The New York senator capitalized on two factors that consistently have helped in her struggle to win the Democratic nomination — a nearly all-white population and the low number of highly educated residents. Whites without college degrees were nearly two-thirds of voters, according to early results from exit polls Tuesday. Of that group, about three-fourths were supporting her, one of her best performances of the year with them.
Though Obama has denounced the Rev. Jeremiah Wright for saying the U.S. invited the Sept. 11 terrorist attacks and other statements, half said they believed the Illinois senator shares Wright's views a lot or somewhat. Eight in 10 in that group backed Clinton.
Even among those who said Obama did not agree with his former pastor, more than four in 10 still voted for Clinton. That included four in 10 of those saying flatly that Obama does not believe Wright's opinions.
Gas tax holiday
The former first lady also has supported suspending the federal gasoline tax this summer to help motorists cope with rising gas prices, a proposal Obama has called an ineffective ploy aimed at winning votes. Six in 10 West Virginia voters liked the idea, and three-fourths backed Clinton. Even those saying it was a bad proposal were evenly split between the two rivals.
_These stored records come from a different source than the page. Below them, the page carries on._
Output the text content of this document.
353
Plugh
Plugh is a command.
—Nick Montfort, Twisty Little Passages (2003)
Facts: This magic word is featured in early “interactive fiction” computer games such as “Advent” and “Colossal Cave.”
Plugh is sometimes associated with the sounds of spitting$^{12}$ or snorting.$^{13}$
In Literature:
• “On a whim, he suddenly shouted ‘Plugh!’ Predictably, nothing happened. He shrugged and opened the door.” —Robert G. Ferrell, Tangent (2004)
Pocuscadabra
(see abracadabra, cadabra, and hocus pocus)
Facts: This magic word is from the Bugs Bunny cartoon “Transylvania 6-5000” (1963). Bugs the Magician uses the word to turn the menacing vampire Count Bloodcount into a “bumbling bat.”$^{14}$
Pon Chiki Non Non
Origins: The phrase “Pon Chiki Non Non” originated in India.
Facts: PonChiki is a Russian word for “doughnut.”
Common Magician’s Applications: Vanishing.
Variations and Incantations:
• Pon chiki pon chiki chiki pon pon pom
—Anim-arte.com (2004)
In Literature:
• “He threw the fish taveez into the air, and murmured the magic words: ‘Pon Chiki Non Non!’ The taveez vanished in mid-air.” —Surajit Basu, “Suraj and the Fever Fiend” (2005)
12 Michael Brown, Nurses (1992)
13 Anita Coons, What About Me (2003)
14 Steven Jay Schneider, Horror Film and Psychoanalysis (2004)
Racial attitudes also came into play, and favorably for Clinton. About one in five whites said race influenced their choice of a candidate, one of the highest proportions who have said so in states that have voted thus far.
Of them, about eight in 10 were backing Clinton, roughly matching the high set by several other Southern states.
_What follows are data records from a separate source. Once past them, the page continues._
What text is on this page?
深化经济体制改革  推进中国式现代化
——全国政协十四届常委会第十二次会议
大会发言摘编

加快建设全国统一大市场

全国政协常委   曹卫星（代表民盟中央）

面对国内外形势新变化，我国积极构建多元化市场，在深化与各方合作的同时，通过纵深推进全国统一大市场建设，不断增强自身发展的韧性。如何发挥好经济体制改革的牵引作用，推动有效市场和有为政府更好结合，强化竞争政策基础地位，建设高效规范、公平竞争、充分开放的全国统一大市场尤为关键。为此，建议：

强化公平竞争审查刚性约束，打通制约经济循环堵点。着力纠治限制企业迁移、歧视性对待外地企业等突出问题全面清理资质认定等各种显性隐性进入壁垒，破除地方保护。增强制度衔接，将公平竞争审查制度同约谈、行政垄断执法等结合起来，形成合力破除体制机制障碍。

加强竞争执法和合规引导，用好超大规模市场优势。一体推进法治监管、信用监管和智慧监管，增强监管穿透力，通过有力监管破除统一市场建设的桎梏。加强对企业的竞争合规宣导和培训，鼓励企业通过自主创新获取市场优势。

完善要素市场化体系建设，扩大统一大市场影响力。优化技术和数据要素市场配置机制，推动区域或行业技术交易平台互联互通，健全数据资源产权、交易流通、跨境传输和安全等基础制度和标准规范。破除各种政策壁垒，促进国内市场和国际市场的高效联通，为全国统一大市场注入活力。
About six in 10 whites who said race did not affect them also voted for Clinton.
Six in 10 also said Bill Clinton's campaigning was important in choosing a candidate. Eight in 10 of them voted for his wife. Just over half of those saying the former president's efforts were not important voted for Obama.
Overall, Clinton was running unusually strong across virtually all types of voters. She even led among many groups that Obama typically wins, including men, those under age 30, college graduates, independents and the very liberal.
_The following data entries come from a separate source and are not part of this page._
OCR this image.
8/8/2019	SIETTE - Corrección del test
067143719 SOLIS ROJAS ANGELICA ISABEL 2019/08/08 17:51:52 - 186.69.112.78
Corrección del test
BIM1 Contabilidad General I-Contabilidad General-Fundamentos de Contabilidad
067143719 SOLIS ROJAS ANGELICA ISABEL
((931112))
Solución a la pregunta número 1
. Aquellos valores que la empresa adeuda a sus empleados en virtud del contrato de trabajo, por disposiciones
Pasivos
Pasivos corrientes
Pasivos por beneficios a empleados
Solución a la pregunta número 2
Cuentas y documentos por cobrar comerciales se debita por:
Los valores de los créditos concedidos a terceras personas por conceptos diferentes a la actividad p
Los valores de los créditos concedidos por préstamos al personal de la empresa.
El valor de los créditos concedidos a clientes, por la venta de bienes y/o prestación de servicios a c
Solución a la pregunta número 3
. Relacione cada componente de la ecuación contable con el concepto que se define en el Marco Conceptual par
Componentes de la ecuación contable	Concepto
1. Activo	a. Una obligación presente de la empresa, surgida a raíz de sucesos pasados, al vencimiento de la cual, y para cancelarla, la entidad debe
She was also dominating, as usual, among whites and women. There were not enough blacks in the early exit poll samples for meaningful figures.
Underscoring the divisions the long Democratic campaign has sown, only about a quarter of those surveyed said they would be satisfied if either Clinton or Obama gets the nomination — well below the 46 percent average of all states that have voted so far. More than four in 10 said they only wanted Clinton to win, and about one in five said they'd only be happy with Obama.
In a further indication of sharp feelings, only half of those voting for Obama said they would vote for Clinton should she be the party's candidate in November. Repeating a familiar pattern from previous states, Clinton's supporters were even more negative: Just over a third said they would vote for Obama over Republican John McCain.
The results were from exit polling by Edison Media Research and Mitofsky International for The Associated Press and television networks conducted in 30 precincts in the state.
The early data was based on 1,016 people voting in West Virginia's Democratic contest, with a margin of sampling error of plus or minus 5 percentage points.